[QUOTE=gumtree;8524307]
There were many that felt the IRA didn’t do it because they were pros and didn’t screw up a good plan. They wanted the money and almost always got it and the victim was released . I am not an expert on the IRA so I maybe wrong. I don’t think any money was ever paid.[/QUOTE]
But that was the irony of it, they sent down a crack active service unit from the North, as the northern boys were considered more proficient than the southern units. While they may have been one of the most efficient forces the world has ever seen at kidnapping, blowing stuff up and general urban guerrilla warfare, these lads were from West Belfast and Derry and wouldn’t know a horse’s head from it’s tail.
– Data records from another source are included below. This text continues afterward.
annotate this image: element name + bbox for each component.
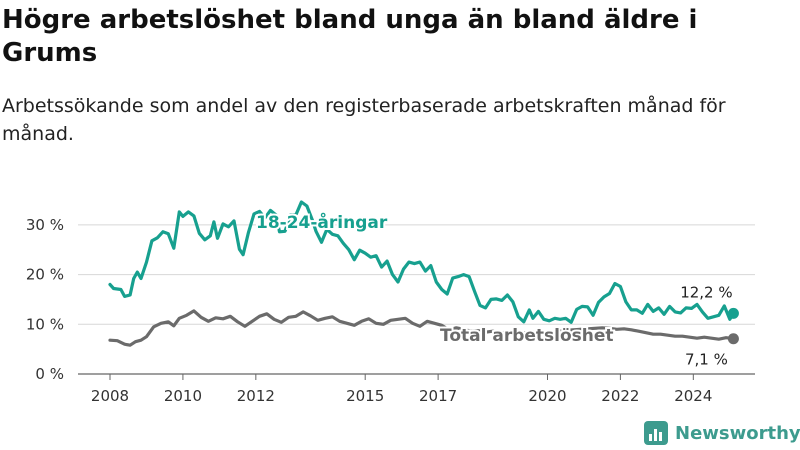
x-tick-label: 2012: [237, 387, 275, 405]
bar-chart-icon: [644, 421, 668, 445]
y-tick-label: 10 %: [26, 315, 64, 333]
chart-title: Högre arbetslöshet bland unga än bland ä…: [2, 5, 698, 68]
series-line: [108, 200, 735, 324]
brand-name: Newsworthy: [675, 422, 800, 444]
series-end-marker: [727, 333, 739, 345]
axes: 0 % 10 % 20 % 30 % 2008 2010 2012 2015 2017 2020 2…: [26, 216, 713, 405]
chart-subtitle: Arbetssökande som andel av den registerb…: [2, 95, 726, 145]
newsworthy-logo: Newsworthy: [644, 420, 800, 446]
x-tick-label: 2024: [674, 387, 712, 405]
y-tick-label: 30 %: [26, 216, 64, 234]
series-end-value-label: 7,1 %: [685, 351, 728, 369]
series-end-value-label: 12,2 %: [680, 283, 732, 301]
series-lines: [108, 200, 739, 347]
series-end-marker: [727, 307, 739, 319]
series-labels: 18-24-åringar 12,2 % Total arbetslöshet 7,1…: [254, 209, 734, 370]
y-tick-label: 20 %: [26, 266, 64, 284]
series-name-label: 18-24-åringar: [256, 211, 388, 233]
x-tick-label: 2010: [164, 387, 202, 405]
y-tick-label: 0 %: [35, 365, 64, 383]
series-line: [108, 309, 735, 347]
x-tick-label: 2017: [419, 387, 457, 405]
series-name-label: Total arbetslöshet: [440, 326, 614, 346]
x-tick-label: 2022: [601, 387, 639, 405]
x-tick-label: 2008: [91, 387, 129, 405]
x-tick-label: 2015: [346, 387, 384, 405]
x-tick-label: 2020: [528, 387, 566, 405]
gridlines: [78, 224, 755, 375]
It’s often mooted that they would have been better served sending a unit from west Limerick or North Kerry, rural lads who would have been more acquainted with handling a horse.
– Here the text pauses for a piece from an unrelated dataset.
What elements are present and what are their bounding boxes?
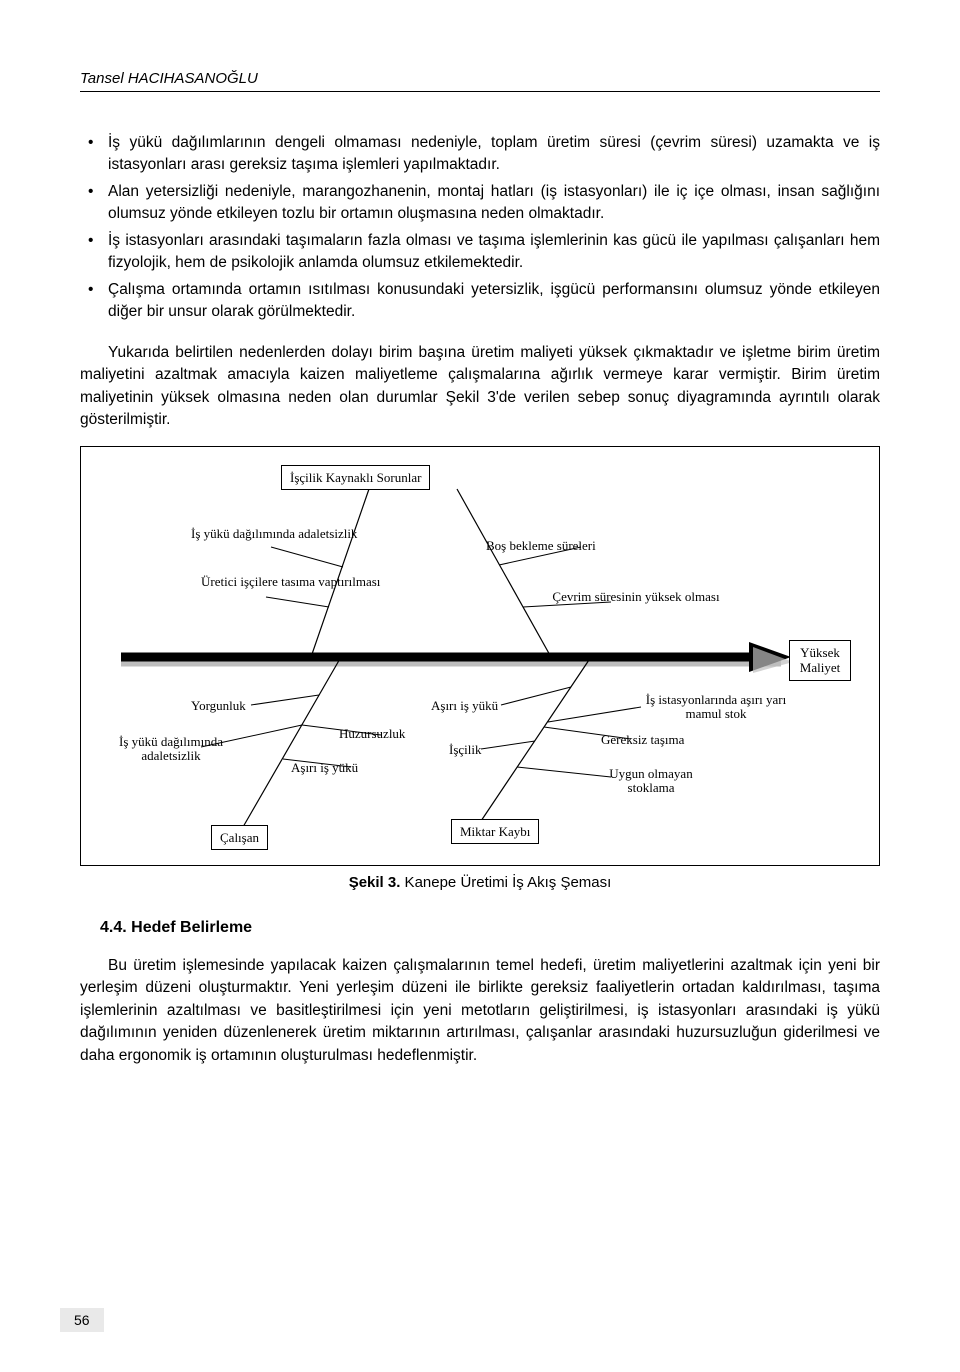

There were a a lot of Irish Americans who supported in the IRAs acts of terrorism. Especially the “Boston Irish”. A lot of their funding came from the States from what I was told when living there. Having been part of the Youth Movement of the 60s and early 70s I had a keen interest in discussing these things while living there. I came of age in the early 70s
Yes, millions was sent from the US to the ‘cause’, mostly through NORAID. This was another great irony of the “troubles”, as the Irish Americans sending the money were more often than not devout and very conservative, yet the group they were funding was deeply rooted in leftist revolutionary ideology, and looked to the likes of Che Guevara, ETA, the Sandinistas, the FARC and the PLO as spiritual/ideological brothers.
Take a look at the Sinn Fein party manifesto, it would make Bernie Sanders look like an Eisenhower Republican. Funny to to think Irish Americans were lining up to shake Gerry Adams’ hand and write him a check back in the day.